Pistone stands 5-foot-6 and weighs in at 135 pounds. It can be comical to see her standing between two 300-pound linemen wanting to square off against each other. But it’s her communication skills honed on the field and in the classroom that gets her through these tough situations.

Speaking of tough situations, during her first game as a college football official, what seemed like most of the 10,000 fans at Grand Valley State near Grand Rapids, Michigan, booed her call against the home team. “It was the right call,” she asserts, “it was my first time out and my partners continued to subtly check on me to make sure I was alright. That camaraderie among my teammates makes this a pretty special community . . . as is Gonzaga.”

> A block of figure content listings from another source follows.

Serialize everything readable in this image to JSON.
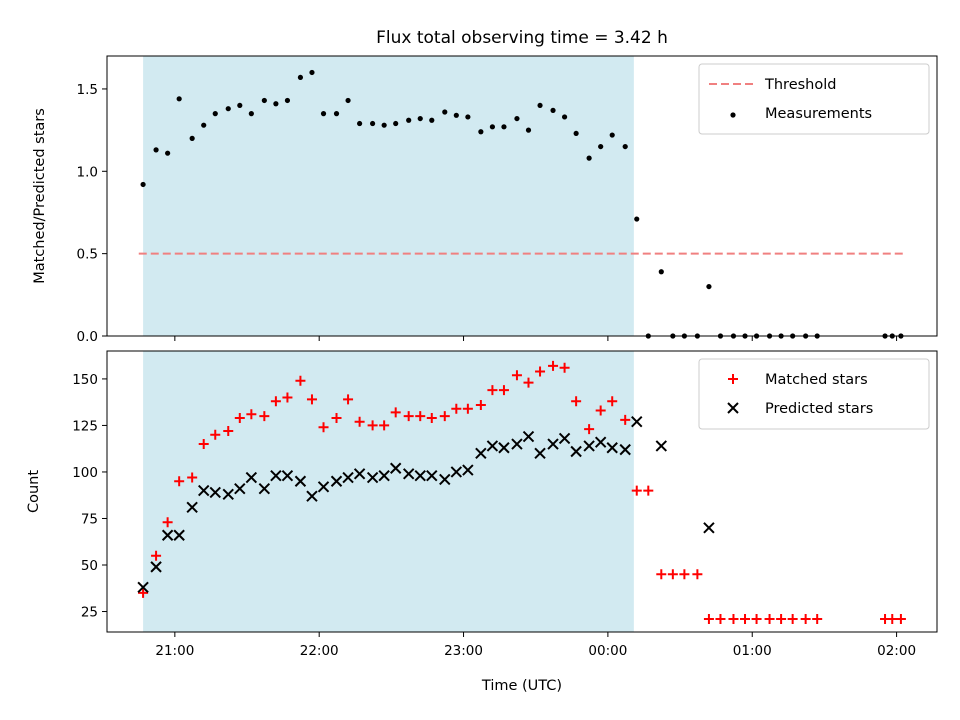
{
  "title": "Flux total observing time = 3.42 h",
  "shade_color": "#add8e6",
  "chart_data": [
    {
      "type": "scatter",
      "ylabel": "Matched/Predicted stars",
      "xlabel": "",
      "ylim": [
        0,
        1.7
      ],
      "yticks": [
        0.0,
        0.5,
        1.0,
        1.5
      ],
      "ytick_labels": [
        "0.0",
        "0.5",
        "1.0",
        "1.5"
      ],
      "xlim": [
        20.53,
        2.28
      ],
      "legend_position": "upper right",
      "threshold": {
        "name": "Threshold",
        "y": 0.5,
        "x_range": [
          20.75,
          2.05
        ],
        "color": "#f08080"
      },
      "shaded_span": [
        20.78,
        0.18
      ],
      "series": [
        {
          "name": "Measurements",
          "color": "#000000",
          "marker": "dot",
          "points": [
            [
              20.78,
              0.92
            ],
            [
              20.87,
              1.13
            ],
            [
              20.95,
              1.11
            ],
            [
              21.03,
              1.44
            ],
            [
              21.12,
              1.2
            ],
            [
              21.2,
              1.28
            ],
            [
              21.28,
              1.35
            ],
            [
              21.37,
              1.38
            ],
            [
              21.45,
              1.4
            ],
            [
              21.53,
              1.35
            ],
            [
              21.62,
              1.43
            ],
            [
              21.7,
              1.41
            ],
            [
              21.78,
              1.43
            ],
            [
              21.87,
              1.57
            ],
            [
              21.95,
              1.6
            ],
            [
              22.03,
              1.35
            ],
            [
              22.12,
              1.35
            ],
            [
              22.2,
              1.43
            ],
            [
              22.28,
              1.29
            ],
            [
              22.37,
              1.29
            ],
            [
              22.45,
              1.28
            ],
            [
              22.53,
              1.29
            ],
            [
              22.62,
              1.31
            ],
            [
              22.7,
              1.32
            ],
            [
              22.78,
              1.31
            ],
            [
              22.87,
              1.36
            ],
            [
              22.95,
              1.34
            ],
            [
              23.03,
              1.33
            ],
            [
              23.12,
              1.24
            ],
            [
              23.2,
              1.27
            ],
            [
              23.28,
              1.27
            ],
            [
              23.37,
              1.32
            ],
            [
              23.45,
              1.25
            ],
            [
              23.53,
              1.4
            ],
            [
              23.62,
              1.37
            ],
            [
              23.7,
              1.33
            ],
            [
              23.78,
              1.23
            ],
            [
              23.87,
              1.08
            ],
            [
              23.95,
              1.15
            ],
            [
              0.03,
              1.22
            ],
            [
              0.12,
              1.15
            ],
            [
              0.2,
              0.71
            ],
            [
              0.28,
              0.0
            ],
            [
              0.37,
              0.39
            ],
            [
              0.45,
              0.0
            ],
            [
              0.53,
              0.0
            ],
            [
              0.62,
              0.0
            ],
            [
              0.7,
              0.3
            ],
            [
              0.78,
              0.0
            ],
            [
              0.87,
              0.0
            ],
            [
              0.95,
              0.0
            ],
            [
              1.03,
              0.0
            ],
            [
              1.12,
              0.0
            ],
            [
              1.2,
              0.0
            ],
            [
              1.28,
              0.0
            ],
            [
              1.37,
              0.0
            ],
            [
              1.45,
              0.0
            ],
            [
              1.92,
              0.0
            ],
            [
              1.97,
              0.0
            ],
            [
              2.03,
              0.0
            ]
          ]
        }
      ]
    },
    {
      "type": "scatter",
      "ylabel": "Count",
      "xlabel": "Time (UTC)",
      "ylim": [
        14,
        165
      ],
      "yticks": [
        25,
        50,
        75,
        100,
        125,
        150
      ],
      "ytick_labels": [
        "25",
        "50",
        "75",
        "100",
        "125",
        "150"
      ],
      "xlim": [
        20.53,
        2.28
      ],
      "xticks": [
        21.0,
        22.0,
        23.0,
        0.0,
        1.0,
        2.0
      ],
      "xtick_labels": [
        "21:00",
        "22:00",
        "23:00",
        "00:00",
        "01:00",
        "02:00"
      ],
      "legend_position": "upper right",
      "shaded_span": [
        20.78,
        0.18
      ],
      "series": [
        {
          "name": "Matched stars",
          "color": "#ff0000",
          "marker": "plus",
          "points": [
            [
              20.78,
              35
            ],
            [
              20.87,
              55
            ],
            [
              20.95,
              73
            ],
            [
              21.03,
              95
            ],
            [
              21.12,
              97
            ],
            [
              21.2,
              115
            ],
            [
              21.28,
              120
            ],
            [
              21.37,
              122
            ],
            [
              21.45,
              129
            ],
            [
              21.53,
              131
            ],
            [
              21.62,
              130
            ],
            [
              21.7,
              138
            ],
            [
              21.78,
              140
            ],
            [
              21.87,
              149
            ],
            [
              21.95,
              139
            ],
            [
              22.03,
              124
            ],
            [
              22.12,
              129
            ],
            [
              22.2,
              139
            ],
            [
              22.28,
              127
            ],
            [
              22.37,
              125
            ],
            [
              22.45,
              125
            ],
            [
              22.53,
              132
            ],
            [
              22.62,
              130
            ],
            [
              22.7,
              130
            ],
            [
              22.78,
              129
            ],
            [
              22.87,
              130
            ],
            [
              22.95,
              134
            ],
            [
              23.03,
              134
            ],
            [
              23.12,
              136
            ],
            [
              23.2,
              144
            ],
            [
              23.28,
              144
            ],
            [
              23.37,
              152
            ],
            [
              23.45,
              148
            ],
            [
              23.53,
              154
            ],
            [
              23.62,
              157
            ],
            [
              23.7,
              156
            ],
            [
              23.78,
              138
            ],
            [
              23.87,
              123
            ],
            [
              23.95,
              133
            ],
            [
              0.03,
              138
            ],
            [
              0.12,
              128
            ],
            [
              0.2,
              90
            ],
            [
              0.28,
              90
            ],
            [
              0.37,
              45
            ],
            [
              0.45,
              45
            ],
            [
              0.53,
              45
            ],
            [
              0.62,
              45
            ],
            [
              0.7,
              21
            ],
            [
              0.78,
              21
            ],
            [
              0.87,
              21
            ],
            [
              0.95,
              21
            ],
            [
              1.03,
              21
            ],
            [
              1.12,
              21
            ],
            [
              1.2,
              21
            ],
            [
              1.28,
              21
            ],
            [
              1.37,
              21
            ],
            [
              1.45,
              21
            ],
            [
              1.92,
              21
            ],
            [
              1.97,
              21
            ],
            [
              2.03,
              21
            ]
          ]
        },
        {
          "name": "Predicted stars",
          "color": "#000000",
          "marker": "x",
          "points": [
            [
              20.78,
              38
            ],
            [
              20.87,
              49
            ],
            [
              20.95,
              66
            ],
            [
              21.03,
              66
            ],
            [
              21.12,
              81
            ],
            [
              21.2,
              90
            ],
            [
              21.28,
              89
            ],
            [
              21.37,
              88
            ],
            [
              21.45,
              91
            ],
            [
              21.53,
              97
            ],
            [
              21.62,
              91
            ],
            [
              21.7,
              98
            ],
            [
              21.78,
              98
            ],
            [
              21.87,
              95
            ],
            [
              21.95,
              87
            ],
            [
              22.03,
              92
            ],
            [
              22.12,
              95
            ],
            [
              22.2,
              97
            ],
            [
              22.28,
              99
            ],
            [
              22.37,
              97
            ],
            [
              22.45,
              98
            ],
            [
              22.53,
              102
            ],
            [
              22.62,
              99
            ],
            [
              22.7,
              98
            ],
            [
              22.78,
              98
            ],
            [
              22.87,
              96
            ],
            [
              22.95,
              100
            ],
            [
              23.03,
              101
            ],
            [
              23.12,
              110
            ],
            [
              23.2,
              114
            ],
            [
              23.28,
              113
            ],
            [
              23.37,
              115
            ],
            [
              23.45,
              119
            ],
            [
              23.53,
              110
            ],
            [
              23.62,
              115
            ],
            [
              23.7,
              118
            ],
            [
              23.78,
              111
            ],
            [
              23.87,
              114
            ],
            [
              23.95,
              116
            ],
            [
              0.03,
              113
            ],
            [
              0.12,
              112
            ],
            [
              0.2,
              127
            ],
            [
              0.37,
              114
            ],
            [
              0.7,
              70
            ]
          ]
        }
      ]
    }
  ]
}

Pistone is an ardent advocate for women, although she does so more in her actions than with her voice. She’s appreciative of the first wave of women who got into college basketball officiating, who are now retiring out, but have opened doors for Pistone and other young women like her. In academia, women of the 1970s pushed to exclude names from abstracts to remove gender bias in the review process. “Women started breaking into the classics fields. I’m the beneficiary of their hard work. I don’t have to fight to be taken seriously. Now it’s up to me and others to carry the banner for issues like family leave, equality for women of color, giving women a bigger voice,” Pistone says.

A “Michigan Live” story in 2017 told about Pistone on her way to the locker room after a game, and running into a little girl whose eyes lit up when they met.

“Her dad said she wanted to give me a high-five because she thought it was cool there was a girl ref there,” Pistone said. “Just a cool moment that made me feel really warm.”

Now, back to class.

[Pistone received her bachelor’s degree from Cal-Berkeley, and her Ph.D. from Michigan. Before Gonzaga, she served as visiting professor at Notre Dame in South Bend, Ind.]